As that debacle reached a crisis, one Pentagon official told The New Yorker: “Living in the world we live in, in which Elon runs this company and it is a private business under his control, we are living off his good graces”.

Then he added: “That sucks”.

To the outside observer, Musk’s abortive takeover of Twitter for $44bn (now worth half, according to Musk himself) has seemed chaotic and impulsive, but the bigger picture is much worse.

“Musk’s influence is more brazen and expansive,” wrote Farrow. “There is little precedent for a civilian’s becoming the arbiter of a war between nations in such a granular way, or for the degree of dependency that the US now has on Musk in a variety of fields, from the future of energy and transportation to the exploration of space.”

Musk’s SpaceX venture is the only way to resupply the International Space Station and get US astronauts into space. Meanwhile, Tesla’s charging stations are the de facto standard because there are so many already – and the Biden Administration backed down from pushing a universal charging standard because Musk disliked it.

This effectively means Musk has dictated the new standard for a technology that will undermine the next generation of electric vehicles.

Musk himself was asked during a podcast interview last year whether he has more influence than the American government. His immediate reply was “in some ways.”

General Mark Milley, the chairman of the US’s Joint Chiefs of Staff, told Farrow that he discusses “technology applications to warfare – artificial intelligence, electric vehicles, and autonomous machines” with Musk. “He has insight that helped shape my thoughts on the fundamental change in the character of war and the modernisation of the US military,” Milley told him.

Much more like Tony Stark it seems than merely the inspiration for the Iron Man character played by Robert Downey Jr. in the Avengers movies.


Read More: Beginning of the end: how Elon Musk’s removal of the block function on 𝕏 could trigger its hellish demise


Michael Vlismas, a South African journalist who went to the same high school, published a biography of Musk last year. For an update due out this year, he had a lengthy in-person interview with his father Errol Musk. “I am worried for Elon’s safety. At the beginning of last year, I sent an email to Elon expressing my concern that he is making political comments… I warned him that he is starting to make enemies,” Errol told Vlismas.
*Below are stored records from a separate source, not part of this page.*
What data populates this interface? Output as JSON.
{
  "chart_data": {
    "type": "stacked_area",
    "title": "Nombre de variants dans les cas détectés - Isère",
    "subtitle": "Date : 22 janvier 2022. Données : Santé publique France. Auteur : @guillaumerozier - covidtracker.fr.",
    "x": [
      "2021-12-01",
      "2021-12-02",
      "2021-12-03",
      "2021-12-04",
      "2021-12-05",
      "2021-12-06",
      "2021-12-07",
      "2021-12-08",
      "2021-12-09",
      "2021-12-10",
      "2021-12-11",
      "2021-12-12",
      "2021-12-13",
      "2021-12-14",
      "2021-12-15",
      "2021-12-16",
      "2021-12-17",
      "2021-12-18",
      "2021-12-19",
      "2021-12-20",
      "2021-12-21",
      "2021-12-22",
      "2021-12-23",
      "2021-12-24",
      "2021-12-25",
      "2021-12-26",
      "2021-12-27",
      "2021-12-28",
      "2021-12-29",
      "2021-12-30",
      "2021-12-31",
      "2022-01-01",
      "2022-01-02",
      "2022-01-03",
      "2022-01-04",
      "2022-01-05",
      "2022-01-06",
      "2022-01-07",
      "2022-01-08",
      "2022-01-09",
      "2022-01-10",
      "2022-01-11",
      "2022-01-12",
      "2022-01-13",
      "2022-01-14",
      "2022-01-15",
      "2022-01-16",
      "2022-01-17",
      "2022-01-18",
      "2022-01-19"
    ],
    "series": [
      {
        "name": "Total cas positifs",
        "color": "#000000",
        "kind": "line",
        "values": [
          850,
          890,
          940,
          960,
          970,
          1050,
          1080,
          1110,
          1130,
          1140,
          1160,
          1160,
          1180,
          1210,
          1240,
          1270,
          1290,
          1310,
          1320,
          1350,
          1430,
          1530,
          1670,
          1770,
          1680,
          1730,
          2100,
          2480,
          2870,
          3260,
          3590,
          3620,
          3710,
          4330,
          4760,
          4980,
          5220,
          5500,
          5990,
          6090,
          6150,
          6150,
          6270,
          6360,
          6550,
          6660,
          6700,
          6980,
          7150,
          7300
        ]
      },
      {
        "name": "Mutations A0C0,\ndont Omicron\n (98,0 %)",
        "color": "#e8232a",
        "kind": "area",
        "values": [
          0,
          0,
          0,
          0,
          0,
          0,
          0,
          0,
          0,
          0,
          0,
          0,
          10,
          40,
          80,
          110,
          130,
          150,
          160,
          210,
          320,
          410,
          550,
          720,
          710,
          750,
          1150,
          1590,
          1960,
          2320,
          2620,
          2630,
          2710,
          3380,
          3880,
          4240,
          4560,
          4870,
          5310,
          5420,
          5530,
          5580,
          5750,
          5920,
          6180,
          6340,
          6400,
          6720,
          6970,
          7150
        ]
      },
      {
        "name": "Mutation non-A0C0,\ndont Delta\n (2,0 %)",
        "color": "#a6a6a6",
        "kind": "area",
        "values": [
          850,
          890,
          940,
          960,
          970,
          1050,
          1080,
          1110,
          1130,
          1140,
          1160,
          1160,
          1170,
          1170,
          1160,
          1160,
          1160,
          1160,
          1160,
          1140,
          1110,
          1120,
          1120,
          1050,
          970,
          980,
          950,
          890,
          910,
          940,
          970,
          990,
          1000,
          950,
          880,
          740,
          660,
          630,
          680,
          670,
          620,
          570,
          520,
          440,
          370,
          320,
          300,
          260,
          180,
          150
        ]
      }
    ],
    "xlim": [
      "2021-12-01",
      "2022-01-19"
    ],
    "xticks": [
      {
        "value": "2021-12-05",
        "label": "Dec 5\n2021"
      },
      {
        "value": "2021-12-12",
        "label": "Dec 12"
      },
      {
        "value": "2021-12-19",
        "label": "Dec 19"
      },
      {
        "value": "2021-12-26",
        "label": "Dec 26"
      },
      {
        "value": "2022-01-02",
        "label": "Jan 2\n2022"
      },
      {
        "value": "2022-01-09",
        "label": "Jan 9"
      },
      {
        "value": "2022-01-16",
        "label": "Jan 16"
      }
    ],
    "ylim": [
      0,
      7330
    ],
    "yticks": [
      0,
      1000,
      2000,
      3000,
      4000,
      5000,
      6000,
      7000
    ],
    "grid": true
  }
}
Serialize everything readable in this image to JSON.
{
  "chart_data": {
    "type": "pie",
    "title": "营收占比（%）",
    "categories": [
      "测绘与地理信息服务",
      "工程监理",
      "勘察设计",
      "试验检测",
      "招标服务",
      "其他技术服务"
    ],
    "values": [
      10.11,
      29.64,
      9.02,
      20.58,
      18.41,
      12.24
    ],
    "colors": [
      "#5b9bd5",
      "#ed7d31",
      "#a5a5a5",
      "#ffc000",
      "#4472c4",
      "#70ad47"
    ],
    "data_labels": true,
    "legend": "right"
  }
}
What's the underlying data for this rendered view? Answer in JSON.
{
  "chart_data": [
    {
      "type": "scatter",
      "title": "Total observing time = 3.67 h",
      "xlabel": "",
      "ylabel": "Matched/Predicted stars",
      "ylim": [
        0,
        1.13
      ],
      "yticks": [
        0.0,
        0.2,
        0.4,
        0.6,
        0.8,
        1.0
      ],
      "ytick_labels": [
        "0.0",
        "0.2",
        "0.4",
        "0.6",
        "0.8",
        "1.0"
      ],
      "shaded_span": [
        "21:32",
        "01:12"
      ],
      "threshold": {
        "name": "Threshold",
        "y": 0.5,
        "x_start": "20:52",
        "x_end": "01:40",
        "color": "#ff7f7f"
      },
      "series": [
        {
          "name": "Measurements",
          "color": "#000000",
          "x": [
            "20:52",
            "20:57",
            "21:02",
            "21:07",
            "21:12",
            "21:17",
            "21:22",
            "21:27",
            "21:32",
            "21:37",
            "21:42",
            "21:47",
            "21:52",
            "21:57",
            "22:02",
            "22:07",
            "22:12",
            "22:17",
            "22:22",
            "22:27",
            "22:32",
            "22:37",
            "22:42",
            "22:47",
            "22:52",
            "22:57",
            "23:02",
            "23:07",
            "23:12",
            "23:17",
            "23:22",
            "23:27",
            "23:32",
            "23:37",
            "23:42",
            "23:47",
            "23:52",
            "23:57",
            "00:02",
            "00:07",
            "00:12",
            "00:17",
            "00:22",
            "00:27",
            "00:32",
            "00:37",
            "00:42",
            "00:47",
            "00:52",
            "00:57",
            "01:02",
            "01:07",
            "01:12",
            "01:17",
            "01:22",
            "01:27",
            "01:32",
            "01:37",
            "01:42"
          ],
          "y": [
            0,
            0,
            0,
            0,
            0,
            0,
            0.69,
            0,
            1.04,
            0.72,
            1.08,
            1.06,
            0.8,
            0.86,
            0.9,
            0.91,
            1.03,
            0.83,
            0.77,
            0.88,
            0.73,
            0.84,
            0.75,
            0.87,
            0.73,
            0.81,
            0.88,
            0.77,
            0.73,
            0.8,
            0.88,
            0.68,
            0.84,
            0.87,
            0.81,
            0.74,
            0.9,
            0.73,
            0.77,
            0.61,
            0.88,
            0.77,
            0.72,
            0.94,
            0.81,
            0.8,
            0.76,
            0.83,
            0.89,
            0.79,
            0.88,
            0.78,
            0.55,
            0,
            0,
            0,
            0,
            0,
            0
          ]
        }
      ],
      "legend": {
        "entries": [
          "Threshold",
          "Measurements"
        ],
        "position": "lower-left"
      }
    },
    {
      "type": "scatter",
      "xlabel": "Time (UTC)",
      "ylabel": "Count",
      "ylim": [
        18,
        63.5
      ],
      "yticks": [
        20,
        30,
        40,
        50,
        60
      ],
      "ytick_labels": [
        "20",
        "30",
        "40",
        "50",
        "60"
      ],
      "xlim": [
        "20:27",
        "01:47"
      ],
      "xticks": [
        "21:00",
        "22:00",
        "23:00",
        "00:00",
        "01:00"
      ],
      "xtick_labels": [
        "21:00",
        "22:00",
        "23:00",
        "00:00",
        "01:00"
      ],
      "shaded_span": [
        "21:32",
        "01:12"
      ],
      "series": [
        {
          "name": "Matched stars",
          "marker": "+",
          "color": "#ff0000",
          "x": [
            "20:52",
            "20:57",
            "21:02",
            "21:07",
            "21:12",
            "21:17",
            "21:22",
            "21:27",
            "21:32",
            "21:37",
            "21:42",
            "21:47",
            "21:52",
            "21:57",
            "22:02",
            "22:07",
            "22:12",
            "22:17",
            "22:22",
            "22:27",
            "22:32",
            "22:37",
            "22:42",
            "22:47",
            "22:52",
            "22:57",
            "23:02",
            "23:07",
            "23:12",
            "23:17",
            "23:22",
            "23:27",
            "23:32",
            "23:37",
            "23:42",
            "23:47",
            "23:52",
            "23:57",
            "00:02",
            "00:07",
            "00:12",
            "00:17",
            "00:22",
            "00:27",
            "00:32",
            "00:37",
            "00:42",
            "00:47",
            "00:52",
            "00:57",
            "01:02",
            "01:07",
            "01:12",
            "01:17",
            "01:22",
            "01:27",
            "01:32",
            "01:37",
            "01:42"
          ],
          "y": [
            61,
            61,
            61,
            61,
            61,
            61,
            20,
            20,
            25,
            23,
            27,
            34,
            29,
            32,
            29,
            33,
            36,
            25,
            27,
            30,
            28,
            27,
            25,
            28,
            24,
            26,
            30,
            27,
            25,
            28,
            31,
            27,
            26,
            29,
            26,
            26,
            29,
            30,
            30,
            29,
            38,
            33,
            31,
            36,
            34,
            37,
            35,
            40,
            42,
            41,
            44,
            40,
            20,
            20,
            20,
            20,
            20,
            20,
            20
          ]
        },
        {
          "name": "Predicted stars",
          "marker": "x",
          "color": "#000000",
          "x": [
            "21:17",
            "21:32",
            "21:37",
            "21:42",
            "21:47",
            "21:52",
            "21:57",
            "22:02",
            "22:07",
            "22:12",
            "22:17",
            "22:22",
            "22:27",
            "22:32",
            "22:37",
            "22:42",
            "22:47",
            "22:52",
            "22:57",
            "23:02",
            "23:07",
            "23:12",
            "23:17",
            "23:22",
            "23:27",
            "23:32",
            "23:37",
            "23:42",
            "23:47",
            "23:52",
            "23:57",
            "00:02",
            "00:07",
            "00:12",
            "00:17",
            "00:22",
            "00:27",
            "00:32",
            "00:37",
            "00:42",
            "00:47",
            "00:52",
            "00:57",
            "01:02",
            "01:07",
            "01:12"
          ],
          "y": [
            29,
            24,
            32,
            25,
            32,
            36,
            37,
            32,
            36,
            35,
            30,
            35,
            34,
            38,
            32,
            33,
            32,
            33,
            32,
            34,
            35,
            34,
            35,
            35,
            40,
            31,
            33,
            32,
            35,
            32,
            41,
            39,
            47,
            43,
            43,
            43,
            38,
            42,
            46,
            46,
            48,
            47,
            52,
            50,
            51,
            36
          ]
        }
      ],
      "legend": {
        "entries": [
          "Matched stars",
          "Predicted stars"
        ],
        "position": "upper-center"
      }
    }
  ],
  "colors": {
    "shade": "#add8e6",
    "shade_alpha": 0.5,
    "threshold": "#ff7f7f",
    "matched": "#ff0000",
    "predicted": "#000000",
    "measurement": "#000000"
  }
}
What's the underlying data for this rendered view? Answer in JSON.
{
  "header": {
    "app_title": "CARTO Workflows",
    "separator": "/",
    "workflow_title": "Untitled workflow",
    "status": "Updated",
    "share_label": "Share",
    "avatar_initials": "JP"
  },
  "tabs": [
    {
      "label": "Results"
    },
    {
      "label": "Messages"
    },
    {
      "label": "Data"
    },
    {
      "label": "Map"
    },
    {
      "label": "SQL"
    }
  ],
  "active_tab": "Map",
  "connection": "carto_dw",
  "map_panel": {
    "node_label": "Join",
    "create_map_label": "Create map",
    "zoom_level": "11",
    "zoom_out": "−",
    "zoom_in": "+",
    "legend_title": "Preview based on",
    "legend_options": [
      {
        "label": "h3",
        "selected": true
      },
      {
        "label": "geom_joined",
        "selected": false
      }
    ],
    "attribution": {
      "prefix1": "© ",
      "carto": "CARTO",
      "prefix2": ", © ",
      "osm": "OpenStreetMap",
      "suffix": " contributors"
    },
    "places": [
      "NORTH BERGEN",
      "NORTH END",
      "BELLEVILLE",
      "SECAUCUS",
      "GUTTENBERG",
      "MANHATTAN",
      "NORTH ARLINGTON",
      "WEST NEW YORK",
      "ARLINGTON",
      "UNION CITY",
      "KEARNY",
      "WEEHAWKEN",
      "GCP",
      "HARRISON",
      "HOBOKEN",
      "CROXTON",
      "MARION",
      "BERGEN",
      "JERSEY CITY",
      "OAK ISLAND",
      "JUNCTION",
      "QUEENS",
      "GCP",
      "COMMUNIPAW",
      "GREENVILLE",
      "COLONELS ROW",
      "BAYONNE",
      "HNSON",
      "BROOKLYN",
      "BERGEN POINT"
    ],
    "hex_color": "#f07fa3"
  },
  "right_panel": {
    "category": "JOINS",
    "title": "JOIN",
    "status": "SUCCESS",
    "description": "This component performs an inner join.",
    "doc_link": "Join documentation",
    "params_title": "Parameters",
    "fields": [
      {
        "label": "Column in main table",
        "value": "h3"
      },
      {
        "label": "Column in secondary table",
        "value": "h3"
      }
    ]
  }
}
“Elon, you are an important guy. These people will just kill you. Be careful.” I asked him how his security was and he told me it was fine. Then I asked him who was appointing the people who appoint the people for his security? That’s how you have to look at it. I told him they will kill you for what you are saying and because of who you are. He went more and more political, and I could see it was becoming serious. He is now totally political’.”

Musk is also an investor in OpenAI, the company behind the generative AI chatbot that has taken the world by storm. Its CEO, Sam Altman, told The New Yorker that “Elon desperately wants the world to be saved. But only if he can be the one to save it.”

LinkedIn co-founder Reid Hoffman likened Musk’s attitude to “Louis XIV: ‘L’état, c’est moi.’” – meaning “I am the state”.